Thursday, December 20, 2012

Participatory notes:

Participatory notes: These were issued in 1992 by then commerce minister P.chidambram. The main moto behind these was to increase the FII presence in India, in this scheme the FII could invest in stock market as invisible intentity. I will explain the working of this scheme. The FII at any foreign country will approach a broker in his country (some foreign brokers were registered by Govt of India for this purpose) to buy X shares of a Y company listed in Indian stock exchange and will give the amount of money he wants to invest, the broker will then ask its subordinate broker in India to buy those shares. When this Indian broker will confirm the purchase the foreign broker will issue participatory notes of the same value(as invested by FII) of behalf of Govt of India to the FII. Thus now FII will now become the owner of X shares of Y companies without SEBI knowing about it. SEBI will know only the Indian broker as the purchaser. The foreign broker will be the person whom the FII will deal for the profits, saleing of those shares. Advantages: Indeed this was a dilligent move as it led to surge in the FII investment in India, the country which was then running short of foreign currency got that in plenty.
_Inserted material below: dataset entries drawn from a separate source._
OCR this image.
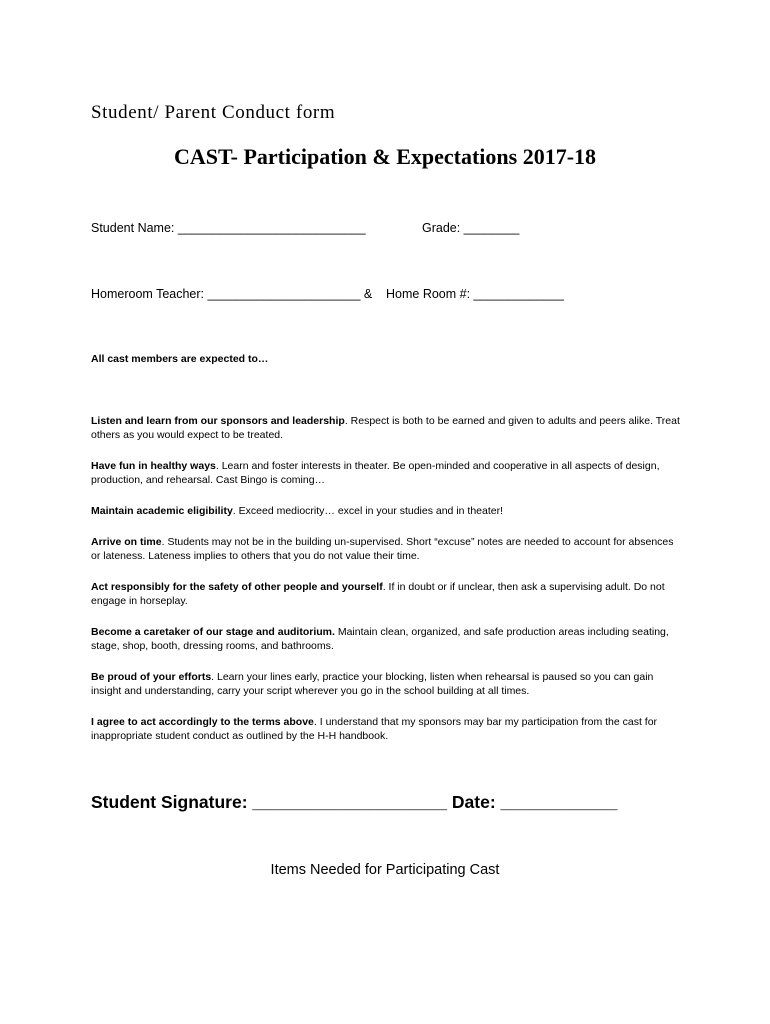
Student/ Parent Conduct form
CAST- Participation & Expectations 2017-18
Student Name: ___________________________	Grade: ________
Homeroom Teacher: ______________________ & Home Room #: _____________
All cast members are expected to…

Listen and learn from our sponsors and leadership. Respect is both to be earned and given to adults and peers alike. Treat others as you would expect to be treated.

Have fun in healthy ways. Learn and foster interests in theater. Be open-minded and cooperative in all aspects of design, production, and rehearsal. Cast Bingo is coming…

Maintain academic eligibility. Exceed mediocrity… excel in your studies and in theater!

Arrive on time. Students may not be in the building un-supervised. Short “excuse” notes are needed to account for absences or lateness. Lateness implies to others that you do not value their time.

Act responsibly for the safety of other people and yourself. If in doubt or if unclear, then ask a supervising adult. Do not engage in horseplay.

Become a caretaker of our stage and auditorium. Maintain clean, organized, and safe production areas including seating, stage, shop, booth, dressing rooms, and bathrooms.

Be proud of your efforts. Learn your lines early, practice your blocking, listen when rehearsal is paused so you can gain insight and understanding, carry your script wherever you go in the school building at all times.

I agree to act accordingly to the terms above. I understand that my sponsors may bar my participation from the cast for inappropriate student conduct as outlined by the H-H handbook.

Student Signature: ____________________ Date: ____________
Items Needed for Participating Cast
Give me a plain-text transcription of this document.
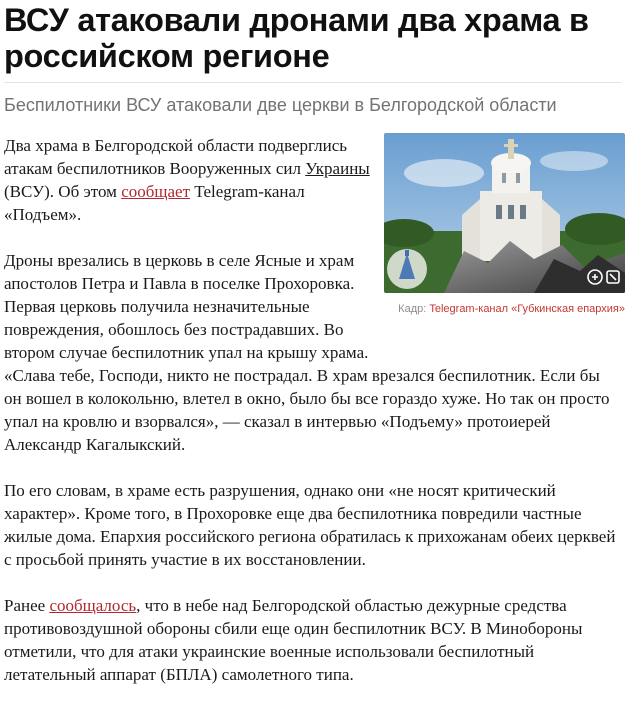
ВСУ атаковали дронами два храма в российском регионе
Беспилотники ВСУ атаковали две церкви в Белгородской области
Кадр: Telegram-канал «Губкинская епархия»

Два храма в Белгородской области подверглись атакам беспилотников Вооруженных сил Украины (ВСУ). Об этом сообщает Telegram-канал «Подъем».

Дроны врезались в церковь в селе Ясные и храм апостолов Петра и Павла в поселке Прохоровка. Первая церковь получила незначительные повреждения, обошлось без пострадавших. Во втором случае беспилотник упал на крышу храма. «Слава тебе, Господи, никто не пострадал. В храм врезался беспилотник. Если бы он вошел в колокольню, влетел в окно, было бы все гораздо хуже. Но так он просто упал на кровлю и взорвался», — сказал в интервью «Подъему» протоиерей Александр Кагалыкский.

По его словам, в храме есть разрушения, однако они «не носят критический характер». Кроме того, в Прохоровке еще два беспилотника повредили частные жилые дома. Епархия российского региона обратилась к прихожанам обеих церквей с просьбой принять участие в их восстановлении.

Ранее сообщалось, что в небе над Белгородской областью дежурные средства противовоздушной обороны сбили еще один беспилотник ВСУ. В Минобороны отметили, что для атаки украинские военные использовали беспилотный летательный аппарат (БПЛА) самолетного типа.
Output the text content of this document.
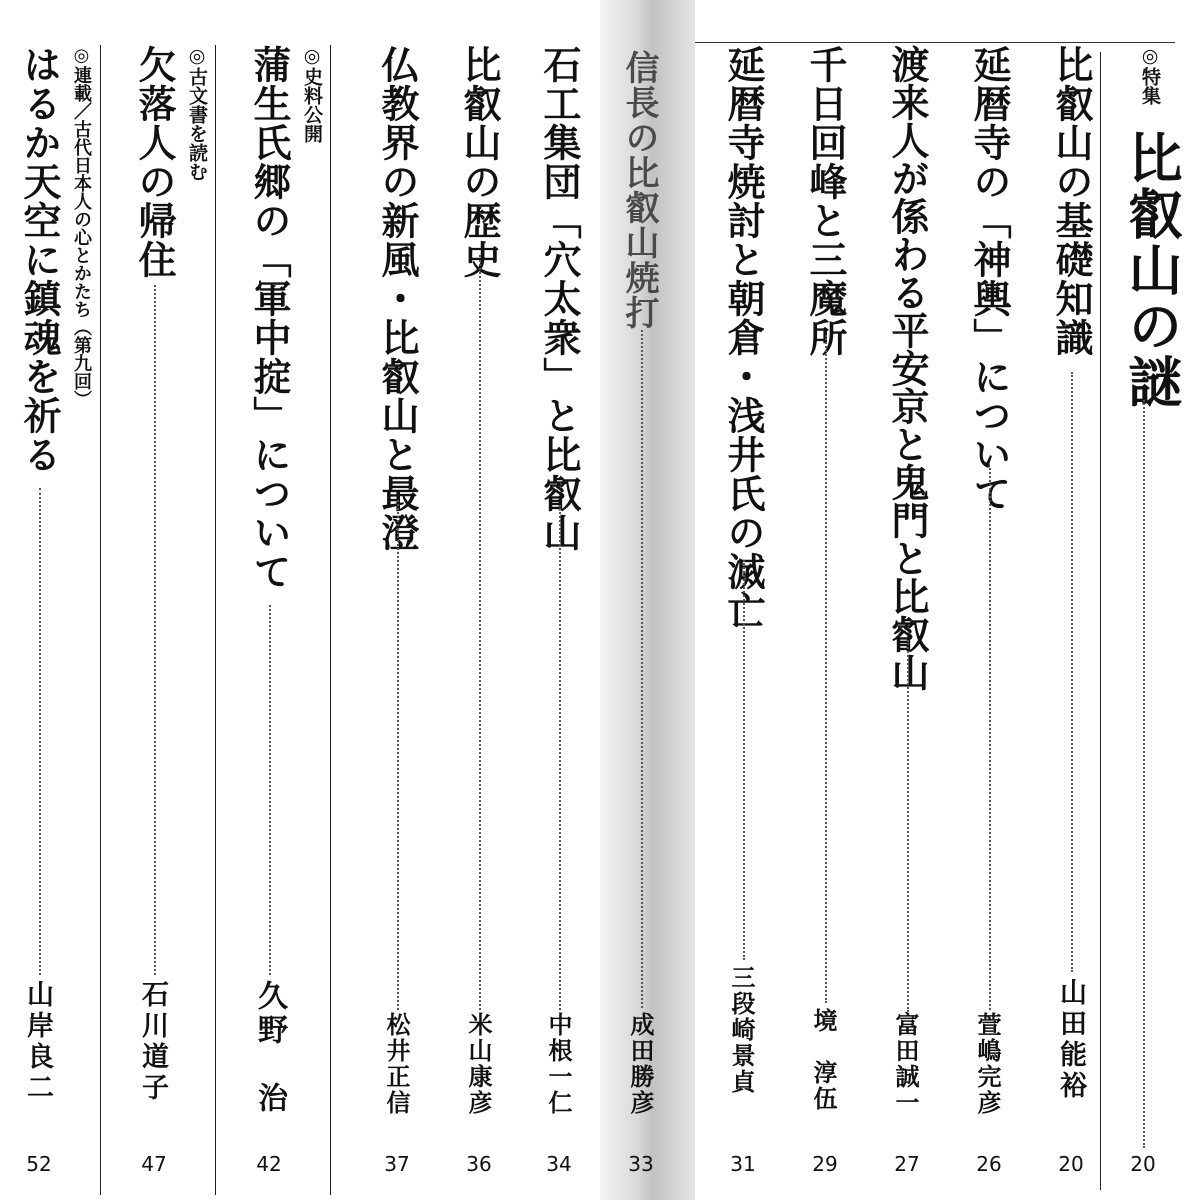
◎特集
比叡山の謎
20
比叡山の基礎知識
山田能裕
20
延暦寺の「神輿」について
萱嶋完彦
26
渡来人が係わる平安京と鬼門と比叡山
富田誠一
27
千日回峰と三魔所
境　淳伍
29
延暦寺焼討と朝倉・浅井氏の滅亡
三段崎景貞
31
信長の比叡山焼打
成田勝彦
33
石工集団「穴太衆」と比叡山
中根一仁
34
比叡山の歴史
米山康彦
36
仏教界の新風・比叡山と最澄
松井正信
37
◎史料公開
蒲生氏郷の「軍中掟」について
久野　治
42
◎古文書を読む
欠落人の帰住
石川道子
47
◎連載／古代日本人の心とかたち（第九回）
はるか天空に鎮魂を祈る
山岸良二
52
Also the investment by FII's in Indian companies soared their share values and thus enhanced their capital which was then to be used for investment and thus Indian economy rekindled very soon. Disadvantages: It was an easy method of conversion of converting black money to white. People used Hawala to transfer money from India to Tax heaven countries like mauritious from there they invested in Indian stocks. This also led to an increased investment in Indian companies by terrorist organisations.